While you're at it, give your credit card companies a call. Just dial the 1-800 number on the back of the card and ask to speak to a customer service representative. I just did this today and it took about 3 minutes. They verified my identity and asked me to spell my last name. That simple. I will have my new card in 3-5 days!

Don't forget to inform your frequent flyer program. This ensures that all the miles you racked up on your honeymoon and throughout college are not trash. This will also mean your frequent flyer number and login to book travel will not change.

Step 4 ½:

Let your HR rep at work know your name has changed. They may need some sort of documentation, but you don't want your paycheck getting declined because its getting written out to Ms. Bricker instead of Mrs. Benjamin. This also takes care of your name in company controlled accounts like insurance and benefits. Log-in to make sure. Next time you are at your doctor's or need prescription coverage, be sure to provide the updated information so that everyone is on the same page. If you get benefits through your husband, make sure he provides the insurance company with your new name and any necessary documentation (they generally only want to deal with the primary).

This SHOULD trigger your name changes system-wide within your company. If you're me, you changed your name10 months ago and they're just figuring out that is confusing to co-workers and clients.

Cheers! You've made it! Time to celebrate finalizing your transition to Mrs!

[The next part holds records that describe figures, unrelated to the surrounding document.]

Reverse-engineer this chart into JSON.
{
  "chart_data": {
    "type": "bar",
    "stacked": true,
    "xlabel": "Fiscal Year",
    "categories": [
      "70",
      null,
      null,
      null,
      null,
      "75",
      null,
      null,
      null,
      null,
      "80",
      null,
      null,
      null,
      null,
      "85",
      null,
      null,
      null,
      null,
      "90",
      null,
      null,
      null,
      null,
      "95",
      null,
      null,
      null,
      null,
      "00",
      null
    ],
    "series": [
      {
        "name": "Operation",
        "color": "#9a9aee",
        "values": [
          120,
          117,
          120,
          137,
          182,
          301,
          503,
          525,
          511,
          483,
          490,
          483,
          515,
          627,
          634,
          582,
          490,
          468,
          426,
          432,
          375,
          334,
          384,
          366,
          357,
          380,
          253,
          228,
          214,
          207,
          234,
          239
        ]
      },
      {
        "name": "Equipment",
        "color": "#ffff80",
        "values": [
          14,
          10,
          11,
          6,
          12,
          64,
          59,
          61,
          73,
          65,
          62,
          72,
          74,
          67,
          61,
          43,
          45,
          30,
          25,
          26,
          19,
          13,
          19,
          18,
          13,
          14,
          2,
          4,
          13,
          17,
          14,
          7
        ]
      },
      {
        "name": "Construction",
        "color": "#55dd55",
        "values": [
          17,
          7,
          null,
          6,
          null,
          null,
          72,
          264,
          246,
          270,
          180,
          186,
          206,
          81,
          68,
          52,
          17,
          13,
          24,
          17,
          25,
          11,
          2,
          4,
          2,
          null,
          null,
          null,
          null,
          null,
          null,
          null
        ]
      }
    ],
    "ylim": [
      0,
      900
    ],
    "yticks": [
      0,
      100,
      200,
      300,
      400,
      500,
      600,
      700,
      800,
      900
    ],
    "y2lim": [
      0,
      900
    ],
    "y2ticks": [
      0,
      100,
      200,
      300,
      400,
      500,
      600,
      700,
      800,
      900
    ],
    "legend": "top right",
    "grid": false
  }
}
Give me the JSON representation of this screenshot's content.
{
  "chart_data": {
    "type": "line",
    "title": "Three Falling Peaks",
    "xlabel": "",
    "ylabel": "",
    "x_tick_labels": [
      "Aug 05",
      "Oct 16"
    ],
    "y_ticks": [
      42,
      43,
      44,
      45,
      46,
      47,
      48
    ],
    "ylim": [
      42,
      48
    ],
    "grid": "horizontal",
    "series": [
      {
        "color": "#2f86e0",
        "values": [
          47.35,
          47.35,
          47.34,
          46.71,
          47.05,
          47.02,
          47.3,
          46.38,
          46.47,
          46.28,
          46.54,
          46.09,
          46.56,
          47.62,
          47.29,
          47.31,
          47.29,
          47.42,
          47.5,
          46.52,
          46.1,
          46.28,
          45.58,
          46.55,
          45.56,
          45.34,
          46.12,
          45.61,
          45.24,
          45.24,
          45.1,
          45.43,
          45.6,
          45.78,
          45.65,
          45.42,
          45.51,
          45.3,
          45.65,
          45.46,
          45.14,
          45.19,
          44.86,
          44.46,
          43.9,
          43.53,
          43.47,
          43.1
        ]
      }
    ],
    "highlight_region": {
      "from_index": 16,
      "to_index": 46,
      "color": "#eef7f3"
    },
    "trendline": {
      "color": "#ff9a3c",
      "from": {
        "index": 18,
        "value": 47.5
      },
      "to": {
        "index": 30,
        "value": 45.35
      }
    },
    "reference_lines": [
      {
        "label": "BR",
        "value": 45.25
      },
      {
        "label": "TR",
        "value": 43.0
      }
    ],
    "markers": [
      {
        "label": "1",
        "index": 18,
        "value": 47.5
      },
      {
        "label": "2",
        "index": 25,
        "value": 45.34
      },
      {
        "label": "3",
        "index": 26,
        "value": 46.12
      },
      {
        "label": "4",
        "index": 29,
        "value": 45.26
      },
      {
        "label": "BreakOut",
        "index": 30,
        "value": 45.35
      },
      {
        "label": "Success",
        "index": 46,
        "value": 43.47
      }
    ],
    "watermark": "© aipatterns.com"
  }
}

Surviving Your Name Change

Is this process overwhelming to you? Don't let it be! I started a year ago and it has just come full circle. The paperwork may seem like a lot, but it's a few sheets here and a few signatures there (make sure you practice that new signature!) I probably invested 3 hours into the process and $170. We will budget 1 hour for filling out forms, 1 hour at the DMV (check live cameras and wait times where available to minimize your time), and 1 hour at the bank. It is easy to knock off in bits and pieces as you have 5 free minutes here and there.

If you're still not convinced that this is an effort worth your time there are plenty of name changing services that run $30-$90 depending on how much you ask (hitchswitch, missnowmrs). Personally the $30 services are not worth it. This level offers access to paperwork that you fill out, print and send yourself- I just shared you all of the links you need for free. The $90 package includes a free passport photo ($10) plus completed paperwork by the service. You just sign, pay fees and send. This still includes a level of input from you so that the service can properly fill out the paperwork for you. This may be convenient, but still requires a level of effort similar to just filling the paper out yourself.

I dare you to do it yourself!

Have you gone Ms. to Mrs.? I'd love to hear your experience...success or disaster!